A painter in her free time, Ezold embarked on a three month project, with the help of residents, to adorn the walls with two life-like murals.
Ezold tells Aged Care News that she was inspired by the joy residents expressed at the sight of one her small paintings, depicting a beach scene.
“I brought that in and showed some of the residents and they said ‘that’s good, it looks like you can just walk out into it’.
“I thought: ‘OK, maybe something like that but bigger would be good.”
Thus, Ezold set out to recreate the beach scene across a full wall of the Memory Support Unit.
Notably, she depicted the beach scene with a clear railway, encouraging residents to engage with the scene without being inclined to ‘walk into’ the painting and inadvertently hurt themselves.
“I have seen a resident actually walk up to the painting and rest her hand on the [painted] rail.”
“It really transports residents into another place and time.”
The second mural depicts an Australian bush scene, with peaceful additions such as a waterfall and a variety of birdlife.

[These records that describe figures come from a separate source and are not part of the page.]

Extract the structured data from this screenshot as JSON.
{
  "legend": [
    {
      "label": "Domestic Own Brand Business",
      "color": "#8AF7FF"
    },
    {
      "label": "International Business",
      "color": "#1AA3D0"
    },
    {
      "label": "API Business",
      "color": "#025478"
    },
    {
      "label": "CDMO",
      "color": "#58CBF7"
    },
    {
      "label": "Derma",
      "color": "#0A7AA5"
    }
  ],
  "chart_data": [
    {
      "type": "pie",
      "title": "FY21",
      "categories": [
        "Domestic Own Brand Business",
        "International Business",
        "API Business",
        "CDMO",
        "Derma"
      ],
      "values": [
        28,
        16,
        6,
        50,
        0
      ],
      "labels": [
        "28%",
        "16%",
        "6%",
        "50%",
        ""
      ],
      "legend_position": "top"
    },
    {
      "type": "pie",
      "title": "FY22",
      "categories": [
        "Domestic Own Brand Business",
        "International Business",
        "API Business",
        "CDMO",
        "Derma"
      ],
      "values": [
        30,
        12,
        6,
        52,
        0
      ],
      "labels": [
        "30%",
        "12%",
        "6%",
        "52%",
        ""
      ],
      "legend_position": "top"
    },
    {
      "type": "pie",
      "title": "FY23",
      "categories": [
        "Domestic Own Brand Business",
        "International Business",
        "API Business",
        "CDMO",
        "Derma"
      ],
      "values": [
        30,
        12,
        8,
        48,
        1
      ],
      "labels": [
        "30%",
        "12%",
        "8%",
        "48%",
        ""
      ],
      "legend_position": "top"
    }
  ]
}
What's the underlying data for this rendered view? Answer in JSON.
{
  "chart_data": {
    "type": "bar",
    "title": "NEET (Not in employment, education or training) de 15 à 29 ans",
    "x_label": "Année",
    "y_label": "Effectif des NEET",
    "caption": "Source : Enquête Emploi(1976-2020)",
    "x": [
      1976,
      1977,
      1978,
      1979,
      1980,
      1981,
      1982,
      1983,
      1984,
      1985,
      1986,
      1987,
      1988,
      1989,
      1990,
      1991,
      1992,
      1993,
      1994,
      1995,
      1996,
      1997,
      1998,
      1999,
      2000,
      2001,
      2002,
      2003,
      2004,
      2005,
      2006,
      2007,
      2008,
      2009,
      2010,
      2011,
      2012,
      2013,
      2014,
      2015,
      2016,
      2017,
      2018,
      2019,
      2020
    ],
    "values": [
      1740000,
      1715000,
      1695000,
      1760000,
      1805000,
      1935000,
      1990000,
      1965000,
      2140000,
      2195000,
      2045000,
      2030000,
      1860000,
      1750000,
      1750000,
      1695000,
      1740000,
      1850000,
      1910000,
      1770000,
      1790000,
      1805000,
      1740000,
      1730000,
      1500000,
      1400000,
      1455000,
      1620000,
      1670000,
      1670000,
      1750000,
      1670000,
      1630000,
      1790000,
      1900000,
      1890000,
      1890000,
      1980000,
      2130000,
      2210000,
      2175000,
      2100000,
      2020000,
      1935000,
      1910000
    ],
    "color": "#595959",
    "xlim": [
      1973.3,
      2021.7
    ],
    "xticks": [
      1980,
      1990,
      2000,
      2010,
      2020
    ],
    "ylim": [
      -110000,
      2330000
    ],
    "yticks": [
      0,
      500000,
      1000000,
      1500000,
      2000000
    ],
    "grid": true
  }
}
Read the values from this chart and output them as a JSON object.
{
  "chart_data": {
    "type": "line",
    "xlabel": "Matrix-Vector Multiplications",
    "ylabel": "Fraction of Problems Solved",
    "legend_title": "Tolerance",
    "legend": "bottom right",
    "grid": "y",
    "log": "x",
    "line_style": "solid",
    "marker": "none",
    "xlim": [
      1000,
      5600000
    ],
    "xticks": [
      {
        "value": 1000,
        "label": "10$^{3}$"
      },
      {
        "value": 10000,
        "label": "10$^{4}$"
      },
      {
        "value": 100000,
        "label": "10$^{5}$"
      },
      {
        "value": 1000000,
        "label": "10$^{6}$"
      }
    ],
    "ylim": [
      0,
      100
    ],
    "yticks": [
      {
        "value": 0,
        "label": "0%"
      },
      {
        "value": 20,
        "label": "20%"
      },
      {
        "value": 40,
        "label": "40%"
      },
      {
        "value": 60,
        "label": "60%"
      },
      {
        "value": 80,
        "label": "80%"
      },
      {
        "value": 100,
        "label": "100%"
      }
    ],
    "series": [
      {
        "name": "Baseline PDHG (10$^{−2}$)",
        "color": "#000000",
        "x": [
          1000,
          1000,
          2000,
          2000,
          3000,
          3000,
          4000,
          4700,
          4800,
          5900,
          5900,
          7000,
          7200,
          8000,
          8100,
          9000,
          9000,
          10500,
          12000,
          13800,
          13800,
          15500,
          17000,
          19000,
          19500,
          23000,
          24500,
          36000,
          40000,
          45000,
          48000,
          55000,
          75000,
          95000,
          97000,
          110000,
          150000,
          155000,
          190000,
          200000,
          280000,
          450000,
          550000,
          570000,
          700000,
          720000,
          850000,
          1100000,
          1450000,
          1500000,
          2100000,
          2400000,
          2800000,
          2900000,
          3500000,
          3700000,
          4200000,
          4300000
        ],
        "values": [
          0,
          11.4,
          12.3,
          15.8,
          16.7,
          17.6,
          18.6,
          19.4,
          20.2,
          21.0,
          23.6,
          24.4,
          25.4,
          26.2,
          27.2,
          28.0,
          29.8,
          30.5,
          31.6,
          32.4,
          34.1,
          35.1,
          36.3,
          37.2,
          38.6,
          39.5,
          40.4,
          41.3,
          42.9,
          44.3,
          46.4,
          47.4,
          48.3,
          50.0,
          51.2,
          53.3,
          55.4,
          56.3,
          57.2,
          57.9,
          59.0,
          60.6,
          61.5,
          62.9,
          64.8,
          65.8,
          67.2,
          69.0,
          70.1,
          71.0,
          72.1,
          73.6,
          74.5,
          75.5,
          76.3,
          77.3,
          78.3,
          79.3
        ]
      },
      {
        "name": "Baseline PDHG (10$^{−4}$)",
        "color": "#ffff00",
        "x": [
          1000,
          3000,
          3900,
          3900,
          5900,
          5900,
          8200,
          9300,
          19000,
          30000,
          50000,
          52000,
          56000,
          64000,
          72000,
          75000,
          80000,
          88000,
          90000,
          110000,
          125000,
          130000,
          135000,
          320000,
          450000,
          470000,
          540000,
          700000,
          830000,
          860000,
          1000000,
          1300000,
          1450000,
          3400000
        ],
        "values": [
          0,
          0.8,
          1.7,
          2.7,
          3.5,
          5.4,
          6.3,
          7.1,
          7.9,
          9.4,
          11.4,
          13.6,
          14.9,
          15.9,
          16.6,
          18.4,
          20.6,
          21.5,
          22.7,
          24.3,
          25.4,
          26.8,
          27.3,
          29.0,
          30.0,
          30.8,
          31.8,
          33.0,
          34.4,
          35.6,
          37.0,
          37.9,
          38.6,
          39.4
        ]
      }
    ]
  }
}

Residents were encouraged to be a part of the creative process for this scene, helping to prepare the wall for paint and adding a variety of decals to the painting’s foreground, such as birds, butterflies and flowers.
“I think that gave them a bit of ownership,” Ezold says.
She says that the decorated doorway has helped to calm residents, reducing the sense of alarm often caused by the heavy, closed door.
“They will stop before they actually get to the door to want to get out and look at this waterfall, look for something in there, like a butterfly.
“It sort of distracts them from wanting to bang on the door and get out.”
Catering to persons living with dementia, Ezold says its important for facilities to carefully consider elements of murals design, so as not to depict anything that could frighten or overstimulate residents.
“I had to be very careful what little animals I added to it.
“Some of [the residents] suggested a snake. I thought, ‘no… others would be fearful of a snake or a spider’.”
Ezold hopes that her project will help inspire similar projects in residential aged care homes across Australia.
“With residents getting involved, it can be a great activity so give it a go,” she says.
To add weight to the benefits of the mural initiative, it is backed by an emerging body of scientific research.
A 2019 study from the University of Canberra points to the positive effect engagement with art can have on the mental health of those living with Alzheimer’s disease.
As anecdotally observed by Ezold, the research suggests that frequent engagement with the visual arts can decrease symptoms of depression and increase working memory and verbal fluency.